Adeus, Babilônia! - Gente de Opinião

Fechei os olhos e uma dormência me invadiu. Vi-me em um lugar que já não existe mais. Ouvi o silêncio do tempo. A vida vinha nascendo outra vez. Meus olhos são os olhos dela. A respiração ofegante é minha e é dela. O rosto está coberto por um manto escuro. O corpo é forte e vestido com roupas negras. Tem uma adaga na mão, um alforje com moedas e outro com pão, azeite e frutas secas com aroma adocicado. Os olhos espreitam, por uma pequena janela, a vida lá fora. Ela é uma fugitiva. Do alto dessa janela, podemos – meus olhos nos dela – vislumbrar uma cidade linear.

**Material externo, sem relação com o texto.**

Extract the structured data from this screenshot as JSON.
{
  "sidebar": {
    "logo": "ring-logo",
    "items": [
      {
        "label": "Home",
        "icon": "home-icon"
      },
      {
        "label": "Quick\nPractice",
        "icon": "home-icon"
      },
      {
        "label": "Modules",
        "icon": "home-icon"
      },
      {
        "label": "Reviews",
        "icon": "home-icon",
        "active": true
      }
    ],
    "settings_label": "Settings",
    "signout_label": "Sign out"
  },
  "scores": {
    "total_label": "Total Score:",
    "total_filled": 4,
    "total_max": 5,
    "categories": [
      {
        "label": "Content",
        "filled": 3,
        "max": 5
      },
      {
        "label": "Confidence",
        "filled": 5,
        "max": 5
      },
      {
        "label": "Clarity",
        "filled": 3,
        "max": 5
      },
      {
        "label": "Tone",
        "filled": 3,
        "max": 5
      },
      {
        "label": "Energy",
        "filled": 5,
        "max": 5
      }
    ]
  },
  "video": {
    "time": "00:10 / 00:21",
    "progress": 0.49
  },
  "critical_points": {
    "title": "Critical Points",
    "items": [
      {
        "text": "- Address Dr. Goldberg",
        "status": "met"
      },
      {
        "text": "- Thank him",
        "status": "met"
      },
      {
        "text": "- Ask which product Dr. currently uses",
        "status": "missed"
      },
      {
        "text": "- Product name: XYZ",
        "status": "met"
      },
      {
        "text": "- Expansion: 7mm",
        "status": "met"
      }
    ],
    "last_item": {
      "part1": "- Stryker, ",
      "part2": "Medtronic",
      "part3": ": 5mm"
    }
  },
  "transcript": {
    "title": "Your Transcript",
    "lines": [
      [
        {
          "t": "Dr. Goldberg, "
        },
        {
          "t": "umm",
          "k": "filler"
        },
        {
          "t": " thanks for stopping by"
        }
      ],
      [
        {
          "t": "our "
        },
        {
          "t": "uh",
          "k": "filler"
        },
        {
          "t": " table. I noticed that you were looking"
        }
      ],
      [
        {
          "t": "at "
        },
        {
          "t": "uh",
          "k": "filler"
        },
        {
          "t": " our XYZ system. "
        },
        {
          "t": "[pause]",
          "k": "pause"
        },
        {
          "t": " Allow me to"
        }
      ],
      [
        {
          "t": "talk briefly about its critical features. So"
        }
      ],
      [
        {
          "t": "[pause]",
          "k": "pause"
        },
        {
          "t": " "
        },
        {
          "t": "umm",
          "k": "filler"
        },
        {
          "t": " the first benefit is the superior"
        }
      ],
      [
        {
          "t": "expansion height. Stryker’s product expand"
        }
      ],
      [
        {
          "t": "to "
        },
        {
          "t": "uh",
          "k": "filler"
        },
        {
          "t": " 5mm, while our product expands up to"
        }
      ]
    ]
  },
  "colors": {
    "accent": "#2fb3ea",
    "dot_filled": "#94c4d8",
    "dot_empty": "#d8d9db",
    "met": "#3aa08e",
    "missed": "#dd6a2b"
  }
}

Todas as casas parecem iguais; todas elas têm janelas quadradas e são tão juntas que parecem um condomínio.  Corremos pelos corredores apertados das ruas ao alvorecer. Sentimos os passos pesados dos nossos algozes. Eles nos querem, mas seguimos sorrateiras às vezes; em outras vezes corremos. Sinto que não há medo no coração dela, há uma força feminina de sobrevivência e coragem; de determinação e de extrema vontade de libertação. Ouvimos vozes e paramos juntas, eu e ela, em uma só pessoa. Falam de nós: de mim, dela. Seu nome é Fáthuma!

Meu coração saltou. Revirei-me na cama, mas continuei no torpor e volto à cidade, a correr, a fugir. Vejo portões e apressamos os passos. Agora corremos com a velocidade dos que querem ser livres. Atravessamos entre as aberturas dos portões. Ainda não há sol.  Respiramos fundo e juntas, eu e ela, em uma só pessoa, abraçamos um cavaleiro e montamos em seu cavalo. Fáthuma abraçada àquele homem desaba em forte choro. Ele segura sua mão em torno da cintura; ela grita: “Adeus, Babilônia!”. Juntos, em uma veloz cavalgada, eles desaparecem no infinito. Atrás, vejo a cidade em sua única cor. Tudo parece tão igual. Sinto uma profunda angústia e lágrimas correm pelo meu rosto.

“Dorothy?” Acorde querida! Ao abrir os olhos, vejo-o, o cavaleiro do sonho. Os mesmos olhos, a mesma cor de pele. A mesma cumplicidade. Suas mãos tocaram as minhas com força, tal como no sonho. Esse toque me dizia: “Ainda estou aqui. Estamos juntos. És livre!”

Abracei esse ser que me guardava cheio de amor e me perdi em seus braços para me encontrar novamente. Um sonho, uma visão, uma realidade? Tudo está assim, tão perto, ao nosso alcance. E é tudo tão real. De longe, tão longe, ouço a voz sussurrante: “Adeus, Babilônia! Adeus Babilônia!”

Quem era ela? Fátima, Dorothy, Fáthuma? Todas em uma!